I think about this new administration and the Affordable Care Act and the repeal and replace insanity. The repulsive belief that nearly every conceivable pre-existing condition should keep people from receiving health coverage or services. That we are essentially telling our citizens, “If you’re not wealthy and healthy, you’re screwed.” A system that prioritizes profit over protection.
I’m thirty-seven years old. I have parents who are mostly healthy and I’ve been mostly healthy for the majority of my life. Working in schools, and in youth programs, I’ve had my share of sinus infections, head colds, and bugs, but I’ve been healthy. Together, my wife and I are fortunate that we’ve gotten through our physical ups and downs without any permanent damage or financial disaster.
Over the last several years, I’ve learned more about slowing my breath, deep breathing and calming one’s mind. The techniques have been helpful when dealing with minor and major stressors, and anxiety in general. I’ve used silence and deep breathing as a way to “reset” the classroom, and seen it make a real difference. I’ve also used breathing techniques and centering strategies individually with students who have impulse control or attention issues.

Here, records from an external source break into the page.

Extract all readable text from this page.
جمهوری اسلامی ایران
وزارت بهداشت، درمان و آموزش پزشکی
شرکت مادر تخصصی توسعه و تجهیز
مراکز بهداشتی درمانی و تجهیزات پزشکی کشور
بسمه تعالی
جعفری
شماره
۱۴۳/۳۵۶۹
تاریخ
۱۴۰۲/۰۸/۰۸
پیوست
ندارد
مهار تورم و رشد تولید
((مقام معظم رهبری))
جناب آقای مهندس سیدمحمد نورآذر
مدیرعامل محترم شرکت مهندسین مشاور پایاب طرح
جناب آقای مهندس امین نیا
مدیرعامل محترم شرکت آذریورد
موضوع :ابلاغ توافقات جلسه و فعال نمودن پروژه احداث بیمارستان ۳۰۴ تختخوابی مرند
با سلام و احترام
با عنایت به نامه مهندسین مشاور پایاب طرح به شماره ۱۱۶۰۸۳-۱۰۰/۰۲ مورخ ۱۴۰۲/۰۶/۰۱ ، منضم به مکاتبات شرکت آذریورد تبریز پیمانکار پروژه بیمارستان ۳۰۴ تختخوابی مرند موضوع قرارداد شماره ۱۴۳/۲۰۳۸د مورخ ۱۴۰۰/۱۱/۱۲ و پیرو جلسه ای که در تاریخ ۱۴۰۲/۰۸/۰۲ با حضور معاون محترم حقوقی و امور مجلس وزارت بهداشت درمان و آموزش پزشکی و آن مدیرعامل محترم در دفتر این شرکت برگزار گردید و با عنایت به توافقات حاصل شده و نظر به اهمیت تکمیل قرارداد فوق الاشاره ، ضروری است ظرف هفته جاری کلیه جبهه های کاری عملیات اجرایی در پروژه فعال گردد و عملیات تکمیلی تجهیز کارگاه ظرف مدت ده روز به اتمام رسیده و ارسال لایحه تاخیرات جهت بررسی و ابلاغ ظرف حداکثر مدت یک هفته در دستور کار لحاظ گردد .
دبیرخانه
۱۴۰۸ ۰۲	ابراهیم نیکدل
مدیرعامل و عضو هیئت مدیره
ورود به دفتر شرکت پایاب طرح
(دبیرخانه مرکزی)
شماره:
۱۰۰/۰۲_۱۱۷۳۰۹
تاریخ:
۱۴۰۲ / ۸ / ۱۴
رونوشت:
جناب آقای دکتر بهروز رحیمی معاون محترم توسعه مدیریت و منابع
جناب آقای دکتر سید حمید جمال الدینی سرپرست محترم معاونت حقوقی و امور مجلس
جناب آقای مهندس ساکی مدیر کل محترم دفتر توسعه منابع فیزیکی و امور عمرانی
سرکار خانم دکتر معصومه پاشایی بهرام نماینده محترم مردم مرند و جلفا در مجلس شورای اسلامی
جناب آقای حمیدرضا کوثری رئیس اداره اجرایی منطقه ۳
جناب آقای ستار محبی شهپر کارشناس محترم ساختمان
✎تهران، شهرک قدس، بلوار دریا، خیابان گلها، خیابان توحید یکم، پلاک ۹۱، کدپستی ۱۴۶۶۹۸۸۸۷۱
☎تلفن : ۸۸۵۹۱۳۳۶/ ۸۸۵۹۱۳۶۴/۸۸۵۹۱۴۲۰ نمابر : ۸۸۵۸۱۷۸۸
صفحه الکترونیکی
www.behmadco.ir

It’s impossible to appreciate each breath we take, but it helps if we slow our breathing down, and spend some deliberate time thinking about what we have and what we can be grateful for. It even helps recharge us so we can sustain our resistance in the fight for equality, in all ways, including health care.
I’m relieved to be home. I’ve never been more thankful for everything I have. My health. My family. Our life.
e’ll be back in the hospital soon. We’ll be meeting our baby girl. Her room is set up. Her crib is waiting. Her changing table. Her dresser with her tiny clothes. The tiny dresses and outfits hung up on tiny hangers in her closet. The tiny books we will read to her. The tiny stuffed gray and black horse we bought a few days ago. The cheerful, multi-colored circles of the new rug. The room transformed, now waiting for her to arrive.
Some people asked if we wanted a boy or a girl. I’ve always said, “We just want a healthy baby.”